Large Language Models (LLMs) are evolving beyond their classical role of providing information within dialogue systems to actively engaging with tools and performing actions on real-world applications and services. Today, humans verify the correctness and appropriateness of the LLM-generated outputs (e.g., code, functions, or actions) before putting them into real-world execution. This poses significant challenges as code comprehension is well known to be notoriously difficult. In this paper, we study how humans can efficiently collaborate with, delegate to, and supervise autonomous LLMs in the future. We argue that in many cases, "post-facto validation" - verifying the correctness of a proposed action after seeing the output - is much easier than the aforementioned "pre-facto validation" setting. The core concept behind enabling a post-facto validation system is the integration of an intuitive undo feature, and establishing a damage confinement for the LLM-generated actions as effective strategies to mitigate the associated risks. Using this, a human can now either revert the effect of an LLM-generated output or be confident that the potential risk is bounded. We believe this is critical to unlock the potential for LLM agents to interact with applications and services with limited (post-facto) human involvement. We describe the design and implementation of our open-source runtime for executing LLM actions, Gorilla Execution Engine (GoEX), and present open research questions towards realizing the goal of LLMs and applications interacting with each other with minimal human supervision. We release GoEX at https://github.com/ShishirPatil/gorilla/.
Paper Structure (48 sections, 4 figures)

This paper contains 48 sections, 4 figures.

Figures (4)

  • Figure 1: Evolution of LLMs powered applications and services from chatbots, to decision-making agents that can interact with applications and services with human-supervision, to autonomous LLM-agents interacting with LLM-powered apps and services with minimal and punctuated human supervision.
  • Figure 2: GoEx's runtime for executing RESTful API calls. Upon receiving the user's prompt, GoEx presents two alternatives. First, an LLM can be prompted to come up with the (Action, Undo-Action) pair. Second, the application developer can provide tuples of actions and their corresponding undo-actions (function calls) from which the LLM can pick amongst.
  • Figure 3: Runtime for executing actions on a database. We present two techniques to determine if a proposed action can be undone. On the left, for non-transactional databases like MongoDB, and for flexibility, we prompt the LLM to generate (Action, Undo-Action, test-bed) tuples, which we then evaluate in a isolated container to catch any false (Action, Undo-Action) pairs.
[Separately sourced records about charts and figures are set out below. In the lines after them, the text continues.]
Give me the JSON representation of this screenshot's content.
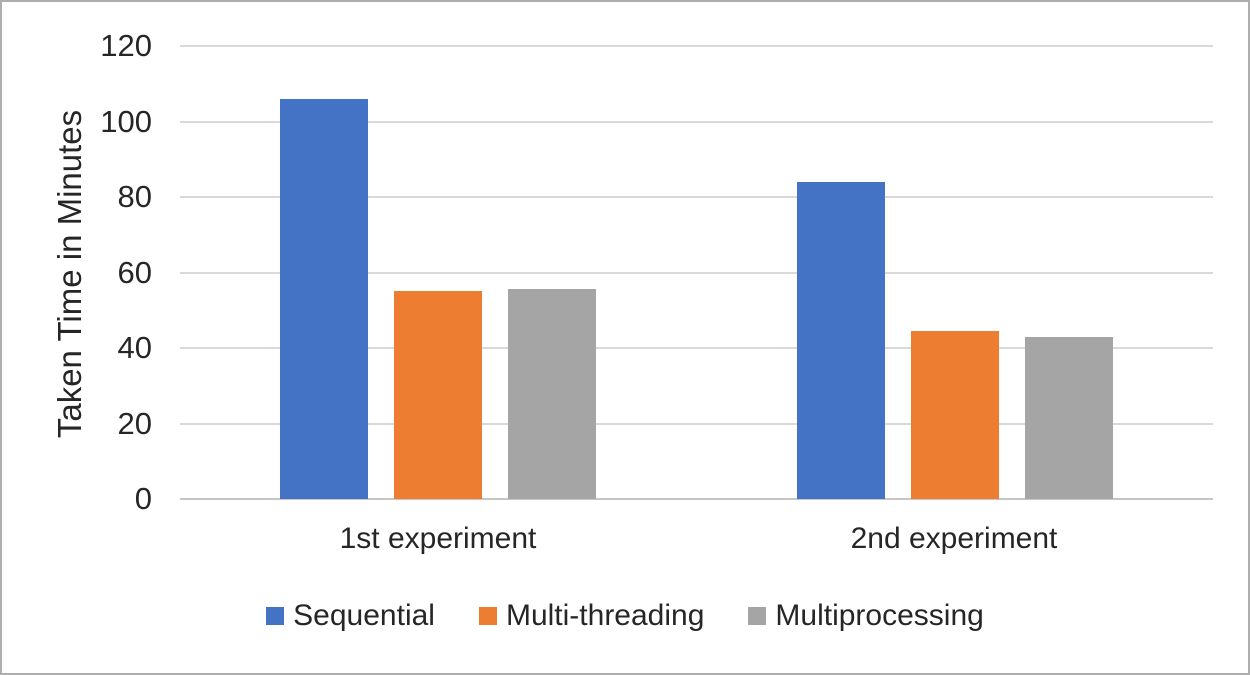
{
  "chart_data": {
    "type": "bar",
    "title": "",
    "xlabel": "",
    "ylabel": "Taken Time in Minutes",
    "categories": [
      "1st experiment",
      "2nd experiment"
    ],
    "series": [
      {
        "name": "Sequential",
        "color": "#4472C4",
        "values": [
          106,
          84
        ]
      },
      {
        "name": "Multi-threading",
        "color": "#ED7D31",
        "values": [
          55,
          44.5
        ]
      },
      {
        "name": "Multiprocessing",
        "color": "#A5A5A5",
        "values": [
          55.5,
          43
        ]
      }
    ],
    "ylim": [
      0,
      120
    ],
    "yticks": [
      0,
      20,
      40,
      60,
      80,
      100,
      120
    ],
    "grid": true,
    "legend_position": "bottom",
    "gridline_color": "#d9d9d9"
  }
}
On the right, we can provide a deterministic undo with guarantees by employing the transaction semantics of databases.
  • Figure 4: Runtime for executing actions on a filesystem. GoEx presents two abstractions. On the left, the LLM is prompted to come up with an (Action, Undo-Action, test-bed) which GoEx evaluates in a isolated container to catch any false (Action, Undo-Action) pairs. On the right presents deterministic guarantees by using versioning control system like Git or Git LFS.